History and Symptoms
Symptoms of multiple endocrine neoplasia type 1 include lethargy, depression, oligomenorrhea, constipation, headache and diarrhea.
Physical Examination
Common physical examination findings of multiple endocrine neoplasia type 1 include rash, lymphadenopathy, fever and abdominal mass.
Laboratory Findings
Laboratory findings consistent with the diagnosis of multiple endocrine neoplasia type 1 include increased parathyroid hormone, increased gastrin, and increased cortisol.
Ultrasound
Abdominal ultrasound may be helpful in monitoring tumor growth and metastases in multiple endocrine neoplasia type 1.
CT
Abdominal CT scan may be helpful in the diagnosis of multiple endocrine neoplasia type 1. Findings on CT scan suggestive of multiple endocrine neoplasia type 1 include thickened stomach rugal folds, multiple gastric nodules and calcified or cystic pancreatic tumors.
MRI
MRI may be helpful in the diagnosis of multiple endocrine neoplasia type 1. Findings on MRI suggestive of multiple endocrine neoplasia type 1 include diffuse heterogenous enhancement of T1 C+ (Gd), low T1 signal and high T2 signal.
Other Imaging Findings
Other imaging studies for multiple endocrine neoplasia type 1 include fluoro-di-glucose-PET/CT, venous sampling, angiography and endovascular procedures, such as trans-arterial chemo-embolization (TACE).
Other Diagnostic Studies
Other diagnostic studies for multiple endocrine neoplasia type 1 include genetic testing, which demonstrates gene mutation in proband.
Medical Therapy
Pharmacologic medical therapies for multiple endocrine neoplasia type 1 include cabergoline, somatostatin analogues, and H2- receptor blockers.
Surgery
Surgery is the mainstay of treatment for multiple endocrine neoplasia type 1.
Secondary Prevention
According to the National Caner Institute, screening for multiple endocrine neoplasia type 1 by imaging studies such as brain MRI, abdominal CT and abdominal MRI is recommended every 3-5 year among patients with pituitary tumors and pancreatic neuroendocrine tumors respectively.
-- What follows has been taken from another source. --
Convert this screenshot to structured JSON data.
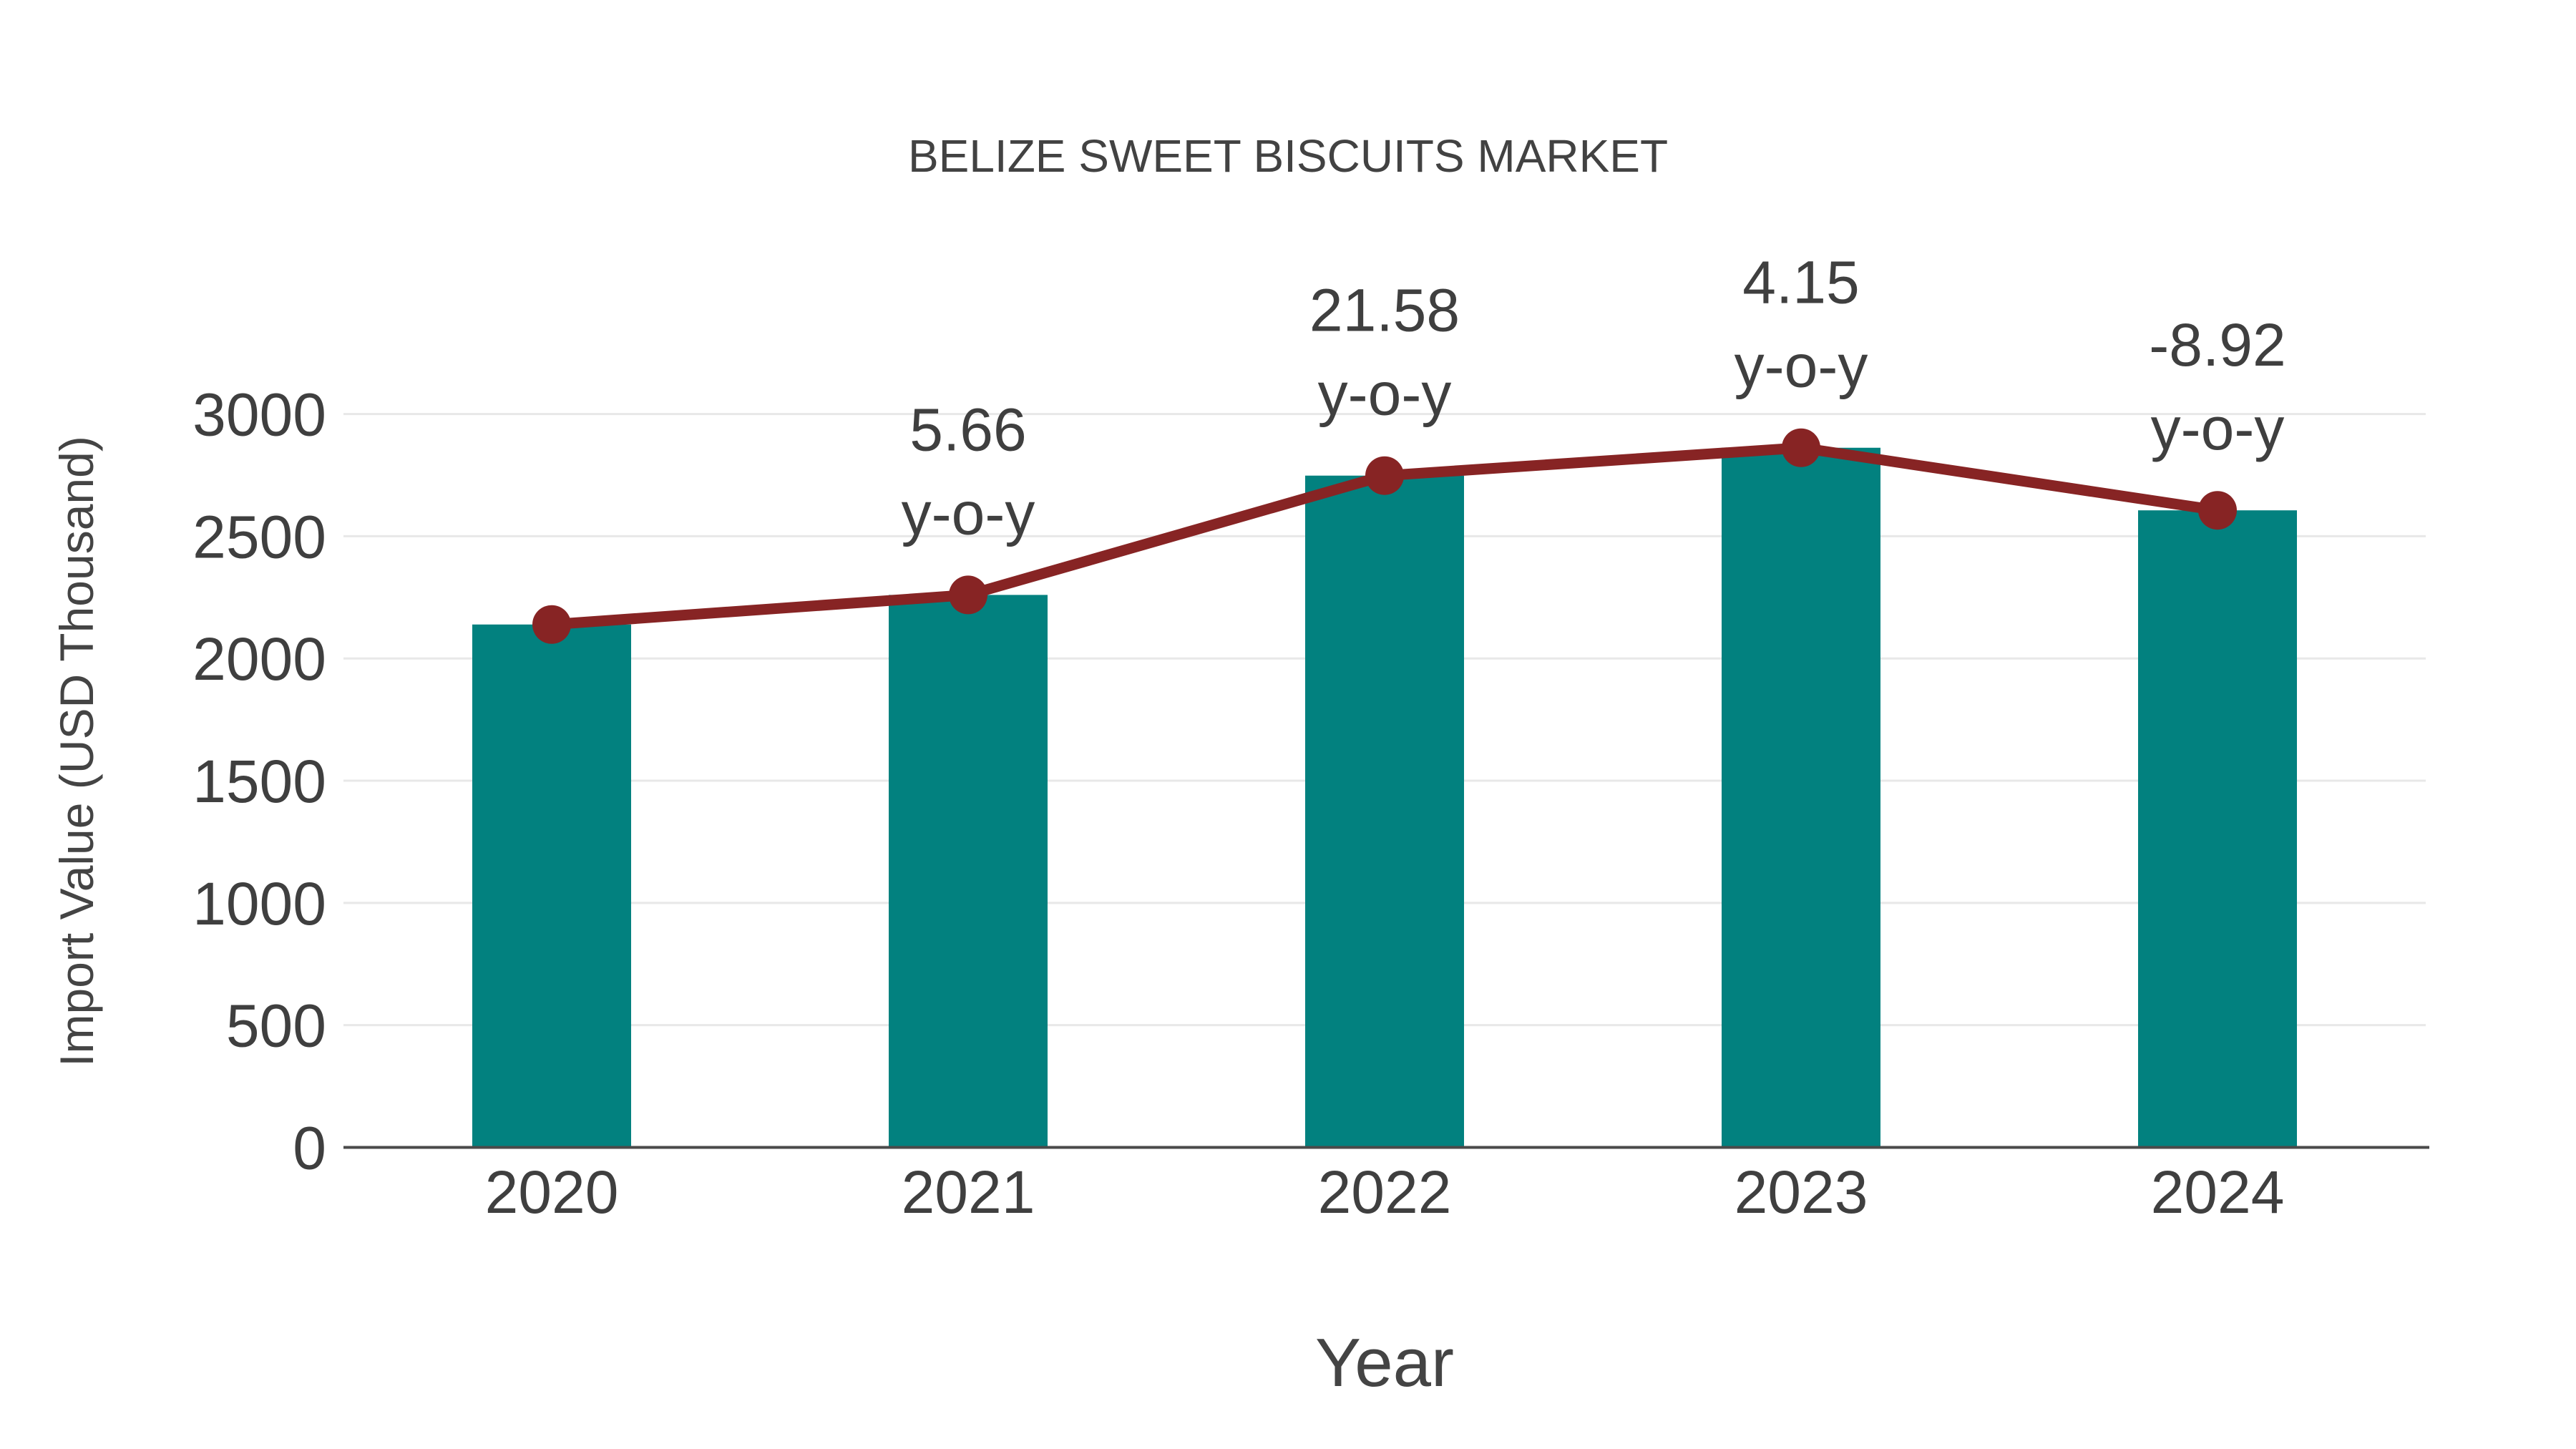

Biochemical tests such as serum prolactin, insulin-like growth factor 1, fasting total serum calcium, ionized calcium, parathyroid hormone, fasting serum gastrin, chromogranin A, pancreatic polypeptide, glucagon and vasointestinal polypeptide are recommended every year among patients with pituitary tumors, pancreatic neuroendocrine tumors and primary hyperparathyroidism.
Future or Investigational therapies
Future or investigational therapies of multiple endocrine neoplasia type 1 include TRK inhibitors (tropomyosin receptor kinase inhibitors), mTOR inhibitors, thienopyrimidine analogs and molecular phenotyping.